Retomada das Obras no Canal Mata Fome em Belém: Um Novo Capítulo para a Macrodrenagem

Retomada das Obras no Canal Mata Fome em Belém: Um Novo Capítulo para a Macrodrenagem

Em um gesto que renova as esperanças de melhorias urbanas, o prefeito de Belém, Igor Normando, assinou na última segunda-feira (18) a ordem de serviço que dá início à retomada das obras de macrodrenagem do canal Mata Fome. Este projeto, que está associado às intervenções planejadas para a Conferência das Partes (COP 30) em 2025, havia sido interrompido, gerando ansiedade e frustração entre os moradores da região.

Contexto das Obras e Novas Licitações

As obras do canal Mata Fome foram inicialmente programadas para começar em 2024 e se estender até 2029, com várias fases de execução.

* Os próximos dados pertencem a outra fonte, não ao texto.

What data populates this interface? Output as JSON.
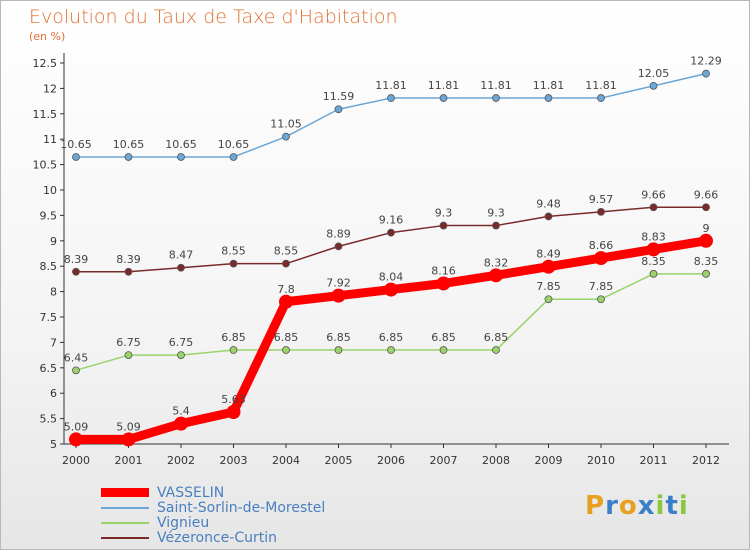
{
  "header": {
    "title": "Evolution du Taux de Taxe d'Habitation",
    "subtitle": "(en %)"
  },
  "logo": {
    "text": "Proxiti",
    "letters": [
      "P",
      "r",
      "o",
      "x",
      "i",
      "t",
      "i"
    ],
    "colors": [
      "#e8a020",
      "#3a7fc8",
      "#e8a020",
      "#3a7fc8",
      "#8cc63f",
      "#3a7fc8",
      "#8cc63f"
    ]
  },
  "chart_data": {
    "type": "line",
    "title": "Evolution du Taux de Taxe d'Habitation",
    "ylabel": "(en %)",
    "xlabel": "",
    "ylim": [
      5,
      12.5
    ],
    "yticks": [
      "5",
      "5.5",
      "6",
      "6.5",
      "7",
      "7.5",
      "8",
      "8.5",
      "9",
      "9.5",
      "10",
      "10.5",
      "11",
      "11.5",
      "12",
      "12.5"
    ],
    "ytick_values": [
      5,
      5.5,
      6,
      6.5,
      7,
      7.5,
      8,
      8.5,
      9,
      9.5,
      10,
      10.5,
      11,
      11.5,
      12,
      12.5
    ],
    "x": [
      "2000",
      "2001",
      "2002",
      "2003",
      "2004",
      "2005",
      "2006",
      "2007",
      "2008",
      "2009",
      "2010",
      "2011",
      "2012"
    ],
    "grid": false,
    "legend_position": "bottom",
    "series": [
      {
        "name": "VASSELIN",
        "color": "#ff0000",
        "values": [
          5.09,
          5.09,
          5.4,
          5.63,
          7.8,
          7.92,
          8.04,
          8.16,
          8.32,
          8.49,
          8.66,
          8.83,
          9
        ],
        "labels": [
          "5.09",
          "5.09",
          "5.4",
          "5.63",
          "7.8",
          "7.92",
          "8.04",
          "8.16",
          "8.32",
          "8.49",
          "8.66",
          "8.83",
          "9"
        ]
      },
      {
        "name": "Saint-Sorlin-de-Morestel",
        "color": "#6aa6d6",
        "values": [
          10.65,
          10.65,
          10.65,
          10.65,
          11.05,
          11.59,
          11.81,
          11.81,
          11.81,
          11.81,
          11.81,
          12.05,
          12.29
        ],
        "labels": [
          "10.65",
          "10.65",
          "10.65",
          "10.65",
          "11.05",
          "11.59",
          "11.81",
          "11.81",
          "11.81",
          "11.81",
          "11.81",
          "12.05",
          "12.29"
        ]
      },
      {
        "name": "Vignieu",
        "color": "#99d36a",
        "values": [
          6.45,
          6.75,
          6.75,
          6.85,
          6.85,
          6.85,
          6.85,
          6.85,
          6.85,
          7.85,
          7.85,
          8.35,
          8.35
        ],
        "labels": [
          "6.45",
          "6.75",
          "6.75",
          "6.85",
          "6.85",
          "6.85",
          "6.85",
          "6.85",
          "6.85",
          "7.85",
          "7.85",
          "8.35",
          "8.35"
        ]
      },
      {
        "name": "Vézeronce-Curtin",
        "color": "#7a2a2a",
        "values": [
          8.39,
          8.39,
          8.47,
          8.55,
          8.55,
          8.89,
          9.16,
          9.3,
          9.3,
          9.48,
          9.57,
          9.66,
          9.66
        ],
        "labels": [
          "8.39",
          "8.39",
          "8.47",
          "8.55",
          "8.55",
          "8.89",
          "9.16",
          "9.3",
          "9.3",
          "9.48",
          "9.57",
          "9.66",
          "9.66"
        ]
      }
    ]
  }
}
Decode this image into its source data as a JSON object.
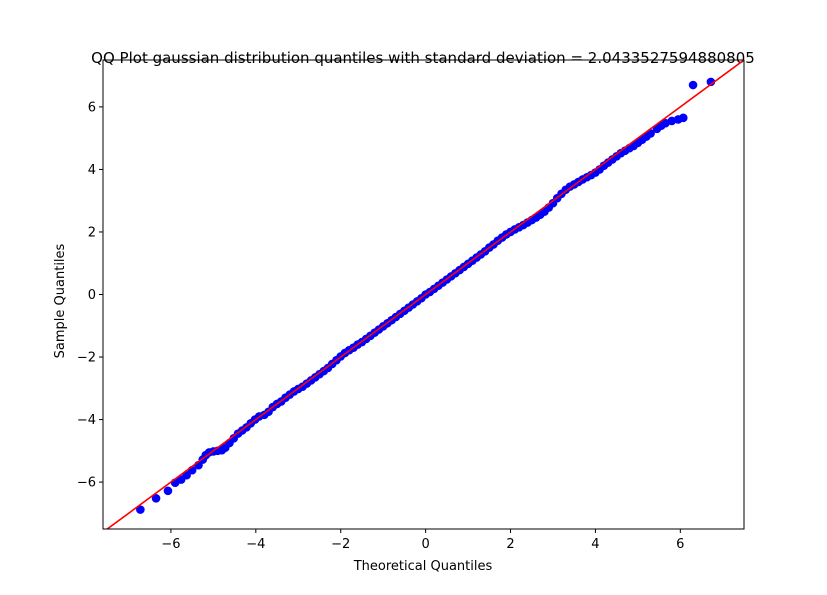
{
  "chart_data": {
    "type": "scatter",
    "title": "QQ Plot gaussian distribution quantiles with standard deviation = 2.0433527594880805",
    "xlabel": "Theoretical Quantiles",
    "ylabel": "Sample Quantiles",
    "xlim": [
      -7.6,
      7.5
    ],
    "ylim": [
      -7.5,
      7.5
    ],
    "xticks": [
      -6,
      -4,
      -2,
      0,
      2,
      4,
      6
    ],
    "yticks": [
      -6,
      -4,
      -2,
      0,
      2,
      4,
      6
    ],
    "xtick_labels": [
      "−6",
      "−4",
      "−2",
      "0",
      "2",
      "4",
      "6"
    ],
    "ytick_labels": [
      "−6",
      "−4",
      "−2",
      "0",
      "2",
      "4",
      "6"
    ],
    "grid": false,
    "reference_line": {
      "slope": 1,
      "intercept": 0,
      "color": "#ff0000"
    },
    "series": [
      {
        "color": "#0000ff",
        "points": [
          [
            -6.72,
            -6.88
          ],
          [
            -6.35,
            -6.52
          ],
          [
            -6.07,
            -6.28
          ],
          [
            -5.9,
            -6.02
          ],
          [
            -5.76,
            -5.92
          ],
          [
            -5.63,
            -5.78
          ],
          [
            -5.5,
            -5.62
          ],
          [
            -5.35,
            -5.46
          ],
          [
            -5.25,
            -5.28
          ],
          [
            -5.18,
            -5.14
          ],
          [
            -5.1,
            -5.05
          ],
          [
            -5.0,
            -5.02
          ],
          [
            -4.9,
            -5.0
          ],
          [
            -4.8,
            -4.98
          ],
          [
            -4.72,
            -4.9
          ],
          [
            -4.62,
            -4.75
          ],
          [
            -4.52,
            -4.6
          ],
          [
            -4.42,
            -4.45
          ],
          [
            -4.32,
            -4.35
          ],
          [
            -4.22,
            -4.25
          ],
          [
            -4.12,
            -4.12
          ],
          [
            -4.02,
            -4.0
          ],
          [
            -3.92,
            -3.9
          ],
          [
            -3.8,
            -3.85
          ],
          [
            -3.7,
            -3.75
          ],
          [
            -3.6,
            -3.6
          ],
          [
            -3.5,
            -3.5
          ],
          [
            -3.4,
            -3.42
          ],
          [
            -3.3,
            -3.3
          ],
          [
            -3.2,
            -3.2
          ],
          [
            -3.1,
            -3.1
          ],
          [
            -3.0,
            -3.02
          ],
          [
            -2.9,
            -2.95
          ],
          [
            -2.8,
            -2.85
          ],
          [
            -2.7,
            -2.75
          ],
          [
            -2.6,
            -2.65
          ],
          [
            -2.5,
            -2.55
          ],
          [
            -2.4,
            -2.45
          ],
          [
            -2.3,
            -2.35
          ],
          [
            -2.2,
            -2.22
          ],
          [
            -2.1,
            -2.1
          ],
          [
            -2.0,
            -1.98
          ],
          [
            -1.9,
            -1.87
          ],
          [
            -1.8,
            -1.78
          ],
          [
            -1.7,
            -1.7
          ],
          [
            -1.6,
            -1.6
          ],
          [
            -1.5,
            -1.52
          ],
          [
            -1.4,
            -1.42
          ],
          [
            -1.3,
            -1.32
          ],
          [
            -1.2,
            -1.22
          ],
          [
            -1.1,
            -1.12
          ],
          [
            -1.0,
            -1.02
          ],
          [
            -0.9,
            -0.92
          ],
          [
            -0.8,
            -0.82
          ],
          [
            -0.7,
            -0.72
          ],
          [
            -0.6,
            -0.62
          ],
          [
            -0.5,
            -0.52
          ],
          [
            -0.4,
            -0.42
          ],
          [
            -0.3,
            -0.32
          ],
          [
            -0.2,
            -0.22
          ],
          [
            -0.1,
            -0.12
          ],
          [
            0.0,
            0.0
          ],
          [
            0.1,
            0.08
          ],
          [
            0.2,
            0.18
          ],
          [
            0.3,
            0.28
          ],
          [
            0.4,
            0.38
          ],
          [
            0.5,
            0.48
          ],
          [
            0.6,
            0.58
          ],
          [
            0.7,
            0.68
          ],
          [
            0.8,
            0.78
          ],
          [
            0.9,
            0.88
          ],
          [
            1.0,
            0.98
          ],
          [
            1.1,
            1.08
          ],
          [
            1.2,
            1.18
          ],
          [
            1.3,
            1.28
          ],
          [
            1.4,
            1.38
          ],
          [
            1.5,
            1.5
          ],
          [
            1.6,
            1.6
          ],
          [
            1.7,
            1.72
          ],
          [
            1.8,
            1.82
          ],
          [
            1.9,
            1.92
          ],
          [
            2.0,
            2.0
          ],
          [
            2.1,
            2.08
          ],
          [
            2.2,
            2.15
          ],
          [
            2.3,
            2.22
          ],
          [
            2.4,
            2.3
          ],
          [
            2.5,
            2.38
          ],
          [
            2.6,
            2.46
          ],
          [
            2.7,
            2.55
          ],
          [
            2.8,
            2.65
          ],
          [
            2.9,
            2.78
          ],
          [
            3.0,
            2.92
          ],
          [
            3.1,
            3.08
          ],
          [
            3.2,
            3.22
          ],
          [
            3.3,
            3.35
          ],
          [
            3.4,
            3.45
          ],
          [
            3.5,
            3.52
          ],
          [
            3.6,
            3.6
          ],
          [
            3.7,
            3.68
          ],
          [
            3.8,
            3.75
          ],
          [
            3.9,
            3.82
          ],
          [
            4.0,
            3.9
          ],
          [
            4.1,
            4.0
          ],
          [
            4.2,
            4.12
          ],
          [
            4.3,
            4.22
          ],
          [
            4.4,
            4.32
          ],
          [
            4.5,
            4.42
          ],
          [
            4.6,
            4.52
          ],
          [
            4.7,
            4.6
          ],
          [
            4.8,
            4.68
          ],
          [
            4.9,
            4.75
          ],
          [
            5.0,
            4.85
          ],
          [
            5.1,
            4.95
          ],
          [
            5.2,
            5.05
          ],
          [
            5.3,
            5.15
          ],
          [
            5.45,
            5.3
          ],
          [
            5.55,
            5.4
          ],
          [
            5.65,
            5.48
          ],
          [
            5.8,
            5.55
          ],
          [
            5.95,
            5.6
          ],
          [
            6.07,
            5.65
          ],
          [
            6.3,
            6.7
          ],
          [
            6.72,
            6.8
          ]
        ]
      }
    ]
  }
}
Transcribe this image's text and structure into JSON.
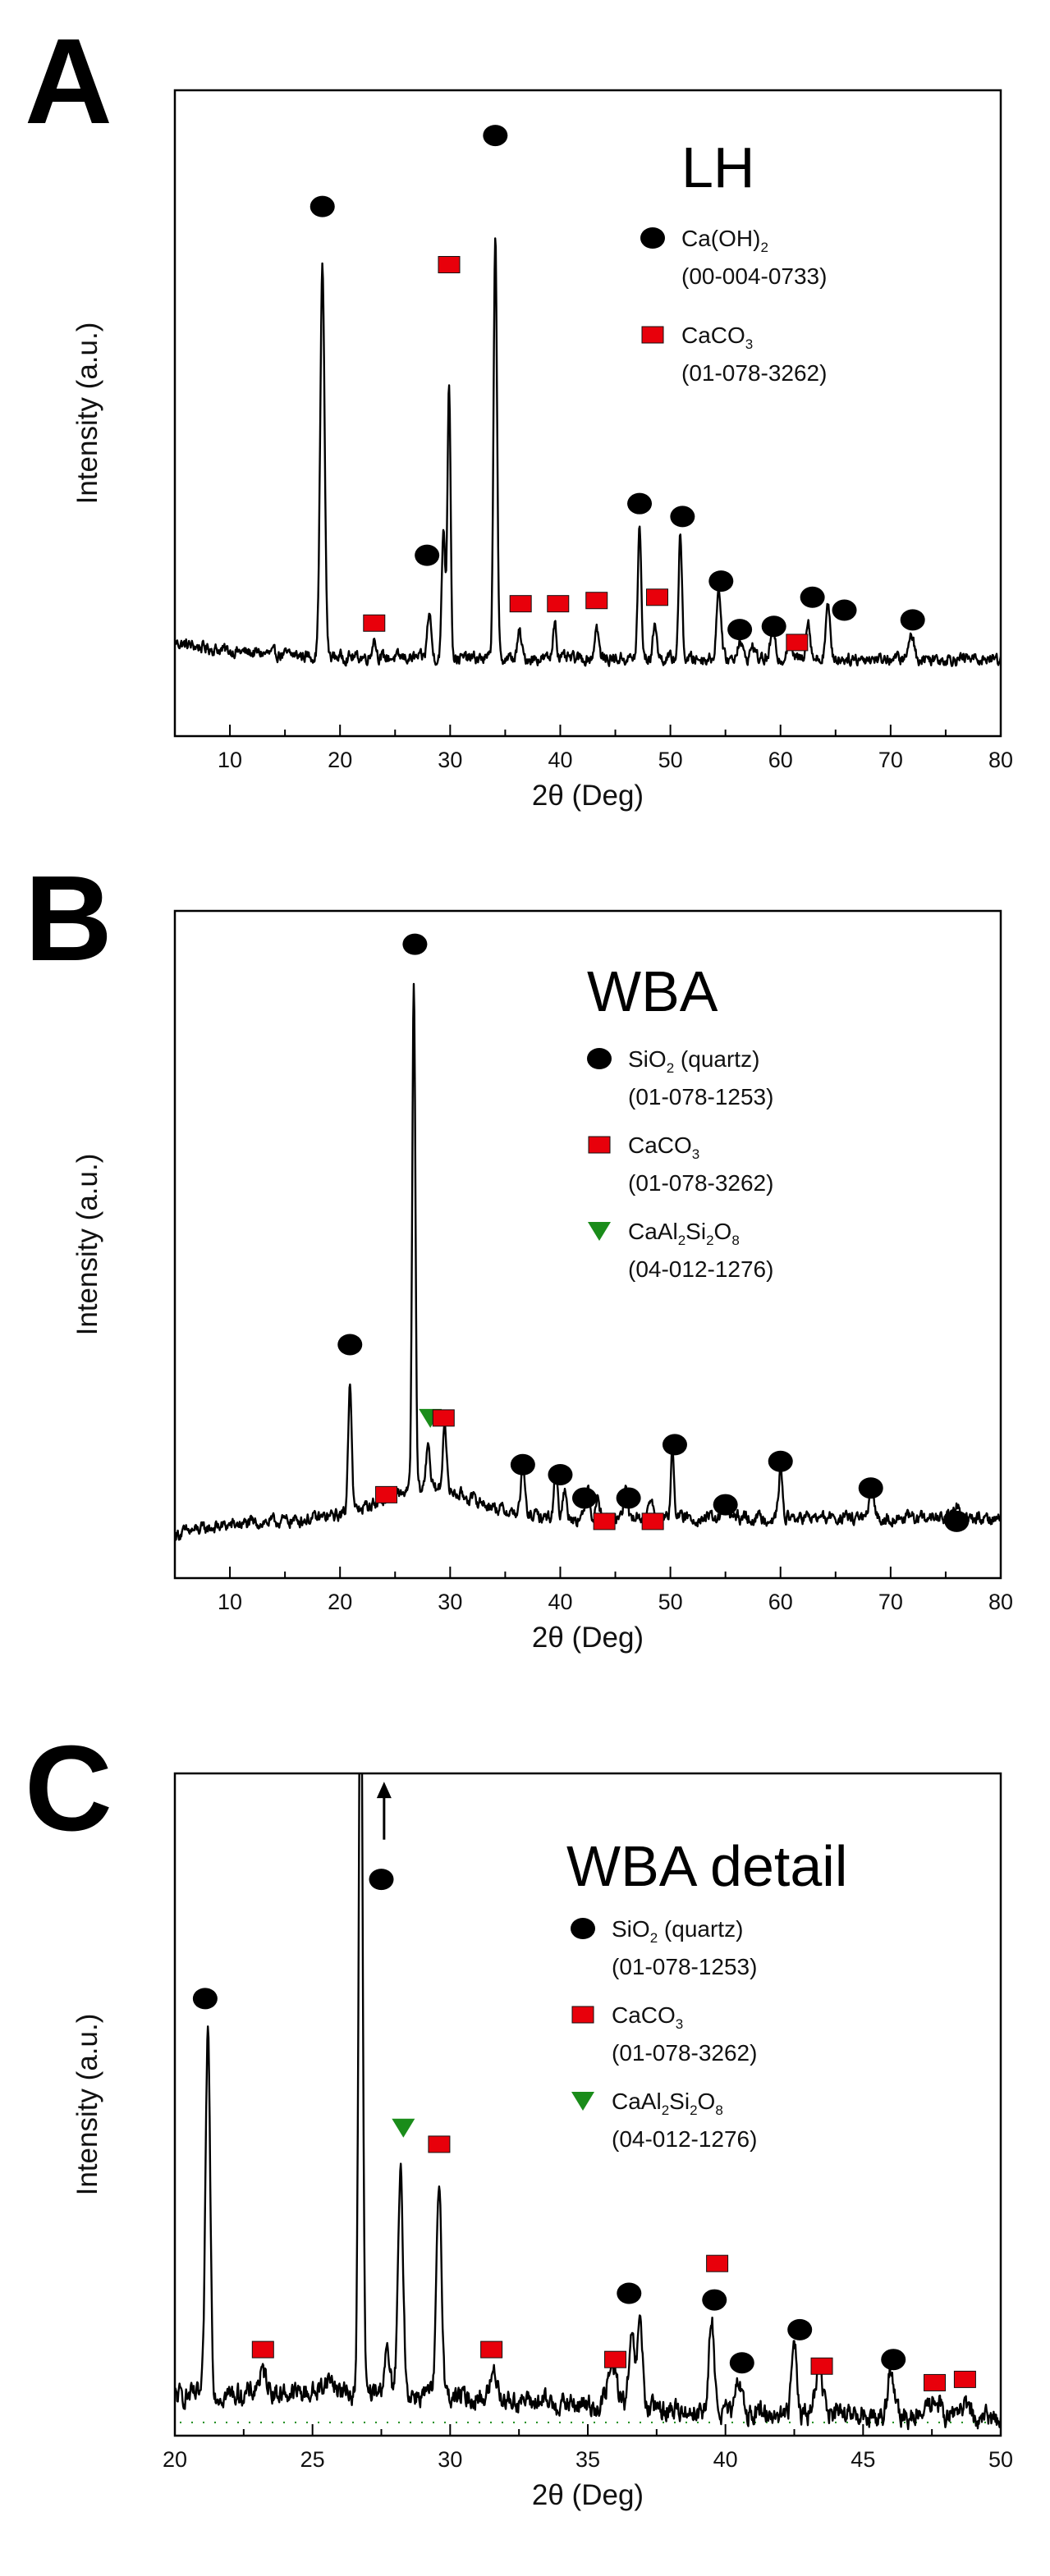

Contudo, a interrupção dos serviços antes da COP deixou muitos residentes preocupados com a situação. Com a nova licitação iniciada, a prefeitura planeja realizar as intervenções em etapas, começando pela drenagem e urbanização de 17 ruas, embora detalhes sobre as vias específicas e a empresa vencedora ainda não tenham sido divulgados.

Benefícios para a Comunidade

A iniciativa tem como objetivo beneficiar diretamente mais de 200 mil habitantes dos bairros Pratinha, Tapanã, Parque Verde e São Clemente. A gestão municipal se comprometeu a dar início à segunda etapa das obras até o final do ano, o que inclui a macrodrenagem do canal, além de urbanização de mais ruas e a construção de um parque linear e de um parque popular, ampliando a infraestrutura urbana.

Fases do Projeto e Normas Internacionais

As obras seguirão normas internacionais estabelecidas pelo Fundo Financeiro para o Desenvolvimento da Bacia do Prata (Fonplata), que é responsável pelo financiamento do projeto. Inicialmente, a prioridade será a drenagem e pavimentação nas 17 ruas selecionadas, com uma meta ambiciosa de atingir mais de 40 ruas ao longo do tempo. A etapa de macrodrenagem do canal está programada para começar em 2027.

Aspectos Ambientais e Sociais do Projeto

O projeto contempla não apenas a melhoria da drenagem, mas também a recuperação ambiental da área. Entre as ações previstas estão a recuperação do igarapé sem a canalização de concreto e o reassentamento de famílias em áreas de risco. Além disso, a pavimentação e a microdrenagem das ruas, a construção de um parque linear, de unidades básicas de saúde e de espaços comerciais fazem parte do escopo das intervenções.

Plano de Reassentamento e Assistência

A gestão municipal também lançou o Plano Específico de Reassentamento (PER), que visa assegurar assistência às famílias que precisarão ser realocadas devido às obras. Este plano inclui a construção de novas unidades habitacionais e a criação de infraestrutura de saúde e comércio para atender os moradores que serão reassentados, garantindo assim uma transição mais suave e digna.

Expectativas da Comunidade e Impacto das Obras

Os residentes de Belém expressam uma mistura de otimismo e ceticismo em relação ao andamento das obras. Enquanto muitos aguardam ansiosamente por melhorias significativas em suas comunidades, a falta de informações claras sobre o cronograma e a execução das obras gera incertezas. A expectativa é que, com a retomada das obras, a qualidade de vida na região melhore, refletindo um compromisso real com o desenvolvimento urbano sustentável.